How to set up your home practice space 

It may be challenging to set up a home practice space that offers the same kind of sanctuary available in a yoga studio. But with a little effort, it is possible and you may even begin to prefer the solitude and comfort of a home practice. Choose a space that is committed to your yoga practice. This can be any part of your home that is quiet and free from distraction during practice hours. Try to choose an area that is naturally lit. Clean and declutter to promote clarity and focus. You can light incense, candles and bring in objects that calm you. The gift of a home practice is that you can customize your space based on your needs. Make sure you do not bring other activities into this space like your work or your phone. This is so that your body and mind get conditioned to associate this space only with your inner practice (much like what happens with a yoga studio).  As a result, you will begin to notice a change in your frame of mind just as you enter this space. 

You may also want to start with yoga supplies for beginners. Traditional beginner yoga supplies include a yoga block, strap, yoga mat, and mexican blanket. Yoga bolsters can also be supportive. 

How to find the best beginner-level yoga classes from home

Whereas earlier you may have been restricted only to yoga studios in your locality, with the pandemic, you now have access to teachers all over the globe. This can be as confusing as it is exciting. Try to first become clear on the kind of guidance you require and how much you’re willing to spend on it. 

For those looking for free offerings, there’s an abundance of beginner yoga classes on YouTube where you can customize your practice and try out a wide range of styles. There are also many subscription-based websites and apps that expose you to a wide range of teachers and styles for all levels. However, sooner or later you will feel the need to connect to a teacher personally to guide you through this complex journey, in which case you can proceed to join an online class. It is much harder for a teacher to watch you and check your postures through a screen, so ensure you find someone who gives clear, thorough instructions and does not take on too many students at a time. You may need to try out different platforms and teachers before you find one that works for you. Be patient with yourself, trust in the practice and allow your body to guide you. 

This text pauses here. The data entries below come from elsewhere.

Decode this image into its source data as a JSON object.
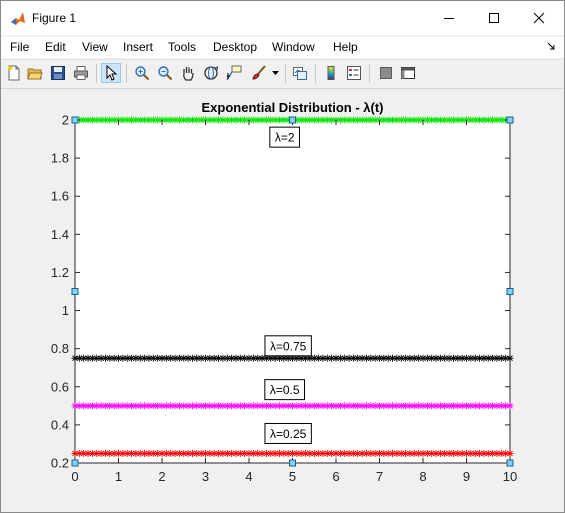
{
  "window": {
    "title": "Figure 1",
    "controls": {
      "minimize": "minimize",
      "maximize": "maximize",
      "close": "close"
    }
  },
  "menu": {
    "items": [
      "File",
      "Edit",
      "View",
      "Insert",
      "Tools",
      "Desktop",
      "Window",
      "Help"
    ]
  },
  "toolbar": {
    "icons": [
      "new-figure-icon",
      "open-file-icon",
      "save-icon",
      "print-icon",
      "pointer-icon",
      "zoom-in-icon",
      "zoom-out-icon",
      "pan-icon",
      "rotate-3d-icon",
      "data-cursor-icon",
      "brush-icon",
      "link-plot-icon",
      "colorbar-icon",
      "legend-icon",
      "hide-plot-tools-icon",
      "show-plot-tools-icon"
    ],
    "selected": "pointer-icon"
  },
  "chart_data": {
    "type": "line",
    "title": "Exponential Distribution - λ(t)",
    "xlabel": "",
    "ylabel": "",
    "xlim": [
      0,
      10
    ],
    "ylim": [
      0.2,
      2
    ],
    "xticks": [
      0,
      1,
      2,
      3,
      4,
      5,
      6,
      7,
      8,
      9,
      10
    ],
    "yticks": [
      0.2,
      0.4,
      0.6,
      0.8,
      1,
      1.2,
      1.4,
      1.6,
      1.8,
      2
    ],
    "xtick_labels": [
      "0",
      "1",
      "2",
      "3",
      "4",
      "5",
      "6",
      "7",
      "8",
      "9",
      "10"
    ],
    "ytick_labels": [
      "0.2",
      "0.4",
      "0.6",
      "0.8",
      "1",
      "1.2",
      "1.4",
      "1.6",
      "1.8",
      "2"
    ],
    "grid": false,
    "marker": "*",
    "series": [
      {
        "color": "#00e400",
        "x": [
          0,
          10
        ],
        "y": [
          2,
          2
        ]
      },
      {
        "color": "#000000",
        "x": [
          0,
          10
        ],
        "y": [
          0.75,
          0.75
        ]
      },
      {
        "color": "#ff00ff",
        "x": [
          0,
          10
        ],
        "y": [
          0.5,
          0.5
        ]
      },
      {
        "color": "#ff0000",
        "x": [
          0,
          10
        ],
        "y": [
          0.25,
          0.25
        ]
      }
    ],
    "annotations": [
      {
        "text": "λ=2",
        "x": 4.82,
        "y": 1.91
      },
      {
        "text": "λ=0.75",
        "x": 4.9,
        "y": 0.815
      },
      {
        "text": "λ=0.5",
        "x": 4.82,
        "y": 0.585
      },
      {
        "text": "λ=0.25",
        "x": 4.9,
        "y": 0.355
      }
    ],
    "selection_handles": [
      [
        0,
        2
      ],
      [
        5,
        2
      ],
      [
        10,
        2
      ],
      [
        0,
        1.1
      ],
      [
        10,
        1.1
      ],
      [
        0,
        0.2
      ],
      [
        5,
        0.2
      ],
      [
        10,
        0.2
      ]
    ]
  }
}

While the practice of yoga may look nothing like it did a few months ago, there has never been a better time to start a yoga journey. It is one of the most effective tools available to look into ourselves and become aware of the things we have to release in order to achieve more understanding and acceptance. When everything is as strange and uncertain as it is now, it is easy to get lost in panic and despair. A practice that brings you back to the joys of movement and breath can help you not only stay afloat but thrive in the moving chaos of our time.


  1. Woodyard, Catherine. “Exploring the therapeutic effects of yoga and its ability to increase quality of life.” International Journal of Yoga (2011): 49-54.
  2. Harvard Medical School. Yoga – Benefits Beyond the Mat. February 2015. August 2020.
  3. Yamamoto-Morimoto, Kuniko, et al. “Positive Effects of Yoga on Physical and Respiratory Functions in Healthy Inactive Middle-Aged People.” International Journal of Yoga (2019): 62-67.

4. Sengupta, Pallav. “Health Impacts of Yoga and Pranayama: A State-of-the-Art Review.” International Journal of Preventive Medicine (2012): 444-458.